I grinned at the landscape, which was sharply inclining toward the vertical. We were climbing a mountain—how could a horse ever pull a carriage up a slope like this? "Is this the established theology of Skyrim?"
"No, this is just my summing matters up as I see them. But believe me, the more I see of Nirn and the more I learn about the gods, the more I'm convinced that I'm more right than a lot of scholars and philosophers out there." Eryka replied.
"And so you're thinking that the Maker, our Maker from my world, is the child who took his conkers and went home because the other children were picking on him?" I asked.
"There's always one in every group, isn't there?" she countered. "Anyhow, that's how he's been acting, hasn't he?"
"I think," I said, feeling my face stretch out in an even bigger grin which could no more be stopped than the tides, "I think… that's the best thing I've ever heard in my life."
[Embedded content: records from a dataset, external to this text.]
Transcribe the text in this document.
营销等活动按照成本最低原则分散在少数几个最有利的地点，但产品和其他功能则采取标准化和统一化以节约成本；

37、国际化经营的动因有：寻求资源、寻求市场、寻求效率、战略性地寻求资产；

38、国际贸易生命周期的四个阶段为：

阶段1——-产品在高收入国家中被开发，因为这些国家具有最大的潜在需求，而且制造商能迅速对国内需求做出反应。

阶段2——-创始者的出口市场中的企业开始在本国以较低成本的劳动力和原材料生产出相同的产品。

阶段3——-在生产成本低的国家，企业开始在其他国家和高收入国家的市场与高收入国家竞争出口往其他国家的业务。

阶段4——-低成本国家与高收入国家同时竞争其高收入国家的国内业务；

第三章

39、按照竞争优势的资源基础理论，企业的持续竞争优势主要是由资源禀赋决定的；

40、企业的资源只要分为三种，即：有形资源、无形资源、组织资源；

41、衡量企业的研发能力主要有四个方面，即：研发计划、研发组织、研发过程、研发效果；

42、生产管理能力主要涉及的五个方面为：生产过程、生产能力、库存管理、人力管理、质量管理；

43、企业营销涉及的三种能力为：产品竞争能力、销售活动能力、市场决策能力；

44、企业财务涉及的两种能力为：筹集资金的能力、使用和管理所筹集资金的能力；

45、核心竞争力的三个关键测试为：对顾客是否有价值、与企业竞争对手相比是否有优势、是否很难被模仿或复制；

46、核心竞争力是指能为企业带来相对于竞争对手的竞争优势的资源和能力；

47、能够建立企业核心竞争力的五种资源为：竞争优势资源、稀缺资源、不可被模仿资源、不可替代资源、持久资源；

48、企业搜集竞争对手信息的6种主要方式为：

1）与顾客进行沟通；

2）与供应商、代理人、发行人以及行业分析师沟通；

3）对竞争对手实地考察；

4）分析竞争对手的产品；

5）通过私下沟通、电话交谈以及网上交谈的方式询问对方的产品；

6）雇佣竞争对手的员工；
I laughed as I hadn't in a year or more, I simply couldn't help it. Laughter, like yawning, is contagious, so Eryka began laughing with me, and that made it even better. How can I explain what a knot that untied in me? Laughter, true laughter, sends light into dark places. My dark places had been darker by far than the Deep Roads, but no longer. Let's say they were…half a shade lighter. It was a start.
A/N: This was not an auspicious week for writing or replying. However, I want to thank Ceg especially. The lore gets so complicated. And now we're going to get to see Solstheim in the Dragonborn DLC, yay! Yeah, that's Ingun Black-Briar she's referring to. Wouldn't you like to see her start her poisoning spree with her immediate family?